Ingredient Content (% by weight) Ketoconazole 0.5 Propylene glycol 5.4 glycerin 4.0 Triethanolamine 1.2 Tocopheryl Acetate 3.0 Liquid paraffin 5.0 Squalane 3.0 Macadamia Nut Oil 2.0 Polysorbate 60 1.5 Sorbitan sesquioleate 1.0 Carboxy Vinyl Polymer 1.0 Incense, preservative a very small amount Purified water to 100

<Example 6>

A pack agent was prepared at a component and blending ratio as shown in Table 11.

Compounding ingredient Content (% by weight) Ketoconazole 0.5 Polyvinyl alcohol 15.0 glycerin 5.0 Propylene glycol 4.0 ethanol 8.0 Polyoxyethylene oleylethyl 1.0 Methyl paraoxybenzoate 0.2 Pigment Quantity incense Quantity Purified water to 100

As described in the above examples and examples, the present invention provides a novel use of ketoconazole as a whitening agent, the use of which is known as an antifungal agent. As a result of measuring the inhibitory activity of tyrosinase activity, melanin production inhibitory activity, and cell non-toxic tyrosinase activity of ketoconazole, ketoconazole, which has been proven to have whitening effect and melanin production inhibitory effect, has excellent safety, no side effect, and within a short time. You can see that the whitening effect can be seen. Therefore, such an external preparation composition for skin whitening and an external preparation including the same may be very usefully applied in the cosmetic and pharmaceutical manufacturing industries.

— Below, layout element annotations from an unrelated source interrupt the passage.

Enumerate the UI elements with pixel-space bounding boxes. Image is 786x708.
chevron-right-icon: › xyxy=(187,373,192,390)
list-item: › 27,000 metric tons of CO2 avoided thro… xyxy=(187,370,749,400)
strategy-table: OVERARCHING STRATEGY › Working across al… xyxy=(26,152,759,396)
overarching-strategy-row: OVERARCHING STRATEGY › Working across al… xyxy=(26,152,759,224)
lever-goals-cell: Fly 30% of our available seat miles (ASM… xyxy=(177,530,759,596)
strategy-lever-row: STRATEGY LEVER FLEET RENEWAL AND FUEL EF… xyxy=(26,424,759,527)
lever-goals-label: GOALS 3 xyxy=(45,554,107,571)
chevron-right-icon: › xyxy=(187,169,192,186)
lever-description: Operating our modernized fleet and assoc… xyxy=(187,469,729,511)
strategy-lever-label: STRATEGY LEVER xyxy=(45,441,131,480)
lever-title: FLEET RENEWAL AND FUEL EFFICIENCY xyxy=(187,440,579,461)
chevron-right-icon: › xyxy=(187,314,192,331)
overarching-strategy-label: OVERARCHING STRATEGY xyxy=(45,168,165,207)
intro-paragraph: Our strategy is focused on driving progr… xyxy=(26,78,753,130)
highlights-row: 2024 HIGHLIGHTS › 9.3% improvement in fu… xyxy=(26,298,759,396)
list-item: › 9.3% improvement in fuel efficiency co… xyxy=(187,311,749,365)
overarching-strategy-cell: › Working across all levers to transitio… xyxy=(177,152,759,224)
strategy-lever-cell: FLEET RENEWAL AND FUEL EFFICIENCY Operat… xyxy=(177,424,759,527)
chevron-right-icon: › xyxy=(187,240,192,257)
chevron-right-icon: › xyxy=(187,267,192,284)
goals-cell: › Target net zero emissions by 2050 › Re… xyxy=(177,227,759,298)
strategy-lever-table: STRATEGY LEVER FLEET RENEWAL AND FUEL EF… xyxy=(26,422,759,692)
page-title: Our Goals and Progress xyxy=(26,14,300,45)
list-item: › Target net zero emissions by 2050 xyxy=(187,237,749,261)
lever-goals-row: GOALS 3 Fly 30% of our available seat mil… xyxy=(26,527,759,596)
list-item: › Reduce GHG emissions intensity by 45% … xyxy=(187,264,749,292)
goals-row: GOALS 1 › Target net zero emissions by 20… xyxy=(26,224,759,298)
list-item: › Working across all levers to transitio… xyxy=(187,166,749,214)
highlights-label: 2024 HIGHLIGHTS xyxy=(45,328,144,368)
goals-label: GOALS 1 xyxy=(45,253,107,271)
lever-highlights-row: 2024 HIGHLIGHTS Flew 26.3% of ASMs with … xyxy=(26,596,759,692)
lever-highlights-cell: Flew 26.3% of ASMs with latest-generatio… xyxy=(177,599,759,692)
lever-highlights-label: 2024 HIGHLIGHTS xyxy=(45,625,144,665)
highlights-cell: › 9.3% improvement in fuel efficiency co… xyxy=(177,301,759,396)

Although the above has been described with reference to the preferred embodiments of the present invention, those skilled in the art can variously modify and change the present invention without departing from the spirit and scope of the present invention as set forth in the claims below. It will be appreciated.

Claims (6)

An external preparation composition for skin whitening containing 0.01 to 5.00 wt% of ketoconazole as an active ingredient based on the total weight of the composition. The external preparation composition for skin whitening according to claim 1, wherein the ketoconazole content is 0.01 to 2.00 wt% based on the total weight of the composition. An external preparation for skin whitening containing 0.01 to 5.00% by weight of ketoconazole as an active ingredient based on the total weight of the composition. The external preparation for skin whitening according to claim 3, wherein the content of ketoconazole is 0.01 to 2.00 wt% based on the total weight of the composition. The method of claim 3, wherein the external preparation includes a whitening agent, a moisturizing agent, an antioxidant, an oily ingredient, an ultraviolet absorber, a surfactant, a thickener, an alcohol, a powder ingredient, a colorant, a perfume, an aqueous ingredient, water, and various skin nutrients. External preparation for skin whitening, characterized in that. The external preparation for skin whitening according to claim 3, wherein the external preparation for skin whitening has any one of a skin external cream, an ointment, a liquid, a lotion, and a pack.